There are qawwali ensembles known for their technical virtuosity, and there are those known for their emotional power. Karamat Ali & Party from Malerkotla, Punjab, are known for both — but what truly sets them apart, and what has made them the perennial heart of the all-night qawwali mehfil at the Annual Uras Mela in Nakodar, is something else entirely: the quality of their devotion.
Malerkotla — A City of Sufi Music
Karamat Ali & Party come from Malerkotla, a small city in the Sangrur district of Punjab that holds a unique place in the cultural and spiritual geography of the region. Malerkotla is Punjab's only Muslim-majority city, and it has a centuries-old tradition of Sufi music and devotional culture. The qawwali tradition here draws on the full depth of North Indian classical music — Hindustani ragas, talas, and the improvisational vocabulary of khayal and thumri — while remaining rooted in the specific spiritual requirements of the Sufi mehfil.
Karamat Ali comes from a family with deep roots in this tradition. Like the great qawwali families of Delhi and Pakistan, his musical education began in childhood — learning not just the notes and rhythms but the poetry, the spiritual contexts, and the inner attitude that makes qawwali what it is.
The Repertoire — Centuries of Sufi Poetry
A Karamat Ali & Party performance at Nakodar draws on a vast repertoire of Sufi poetry spanning multiple languages and centuries. The classical Punjabi poets — Bulleh Shah, Waris Shah, Sultan Bahu, Shah Husain — provide some of the most emotionally powerful material. Urdu poets from the Mughal and post-Mughal traditions contribute their own refined spiritual poetry. Devotional compositions specifically written for the Nakodar darbaar and for the veneration of Hazrat Baba Murad Shah Ji form the core of the Nakodar mehfil repertoire.
The opening of a Karamat Ali mehfil typically begins with a hamd (praise of God) and naat (praise of the Prophet), establishing the sacred frame of the gathering before moving into the more devotional and emotionally intense qalams dedicated to the saints. As the night deepens and the audience settles into a state of receptive listening, the performers move gradually into the most powerful material — extended pieces with complex improvisational passages, building waves of musical intensity that carry the audience into states of deep spiritual opening.

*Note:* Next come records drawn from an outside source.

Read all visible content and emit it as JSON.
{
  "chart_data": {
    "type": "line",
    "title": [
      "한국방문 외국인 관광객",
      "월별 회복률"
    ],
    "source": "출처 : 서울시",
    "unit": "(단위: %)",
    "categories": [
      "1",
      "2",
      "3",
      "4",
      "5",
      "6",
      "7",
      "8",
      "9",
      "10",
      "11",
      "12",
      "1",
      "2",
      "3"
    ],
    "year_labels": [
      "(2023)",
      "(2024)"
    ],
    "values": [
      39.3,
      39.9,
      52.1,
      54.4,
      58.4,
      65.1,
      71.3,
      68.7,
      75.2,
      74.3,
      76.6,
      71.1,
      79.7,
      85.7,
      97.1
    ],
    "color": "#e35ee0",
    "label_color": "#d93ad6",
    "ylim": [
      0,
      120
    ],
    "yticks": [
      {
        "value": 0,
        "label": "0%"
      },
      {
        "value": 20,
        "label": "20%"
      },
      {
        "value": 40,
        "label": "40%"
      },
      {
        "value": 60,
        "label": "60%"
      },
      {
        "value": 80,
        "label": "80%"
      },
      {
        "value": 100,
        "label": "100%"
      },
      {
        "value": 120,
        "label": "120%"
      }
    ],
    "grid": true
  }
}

The All-Night Mehfil — An Experience Unlike Any Other
The all-night qawwali mehfil at the Nakodar uras typically begins after the evening prayers and continues until dawn — a stretch of eight to ten hours of unbroken musical devotion. For those who have never sat through an all-night qawwali, the experience is difficult to prepare for. In the first hours, the music feels like music. As the night deepens, something shifts: the music begins to feel less like an external event and more like something that is happening inside you. By the pre-dawn hours, when the most profound compositions are typically performed, the boundary between listener and music has often blurred entirely.
Karamat Ali & Party are masters of this long arc. They understand the psychology and the spirituality of the extended mehfil — when to build intensity and when to allow it to settle, when to bring the audience to tears and when to lift them into joy, when to repeat a verse until it has opened something in every heart present.
Their Relationship With the Darbaar
The relationship between Karamat Ali & Party and Dera Baba Murad Shah Ji is not merely professional. Like Gurdas Maan, they are genuine devotees of the darbaar — the Nakodar mehfil is not just a performance engagement but an act of spiritual service. They speak of the darbaar with the reverence of seekers, not performers, and this sincerity is audible in every note they play and every verse they sing at Nakodar.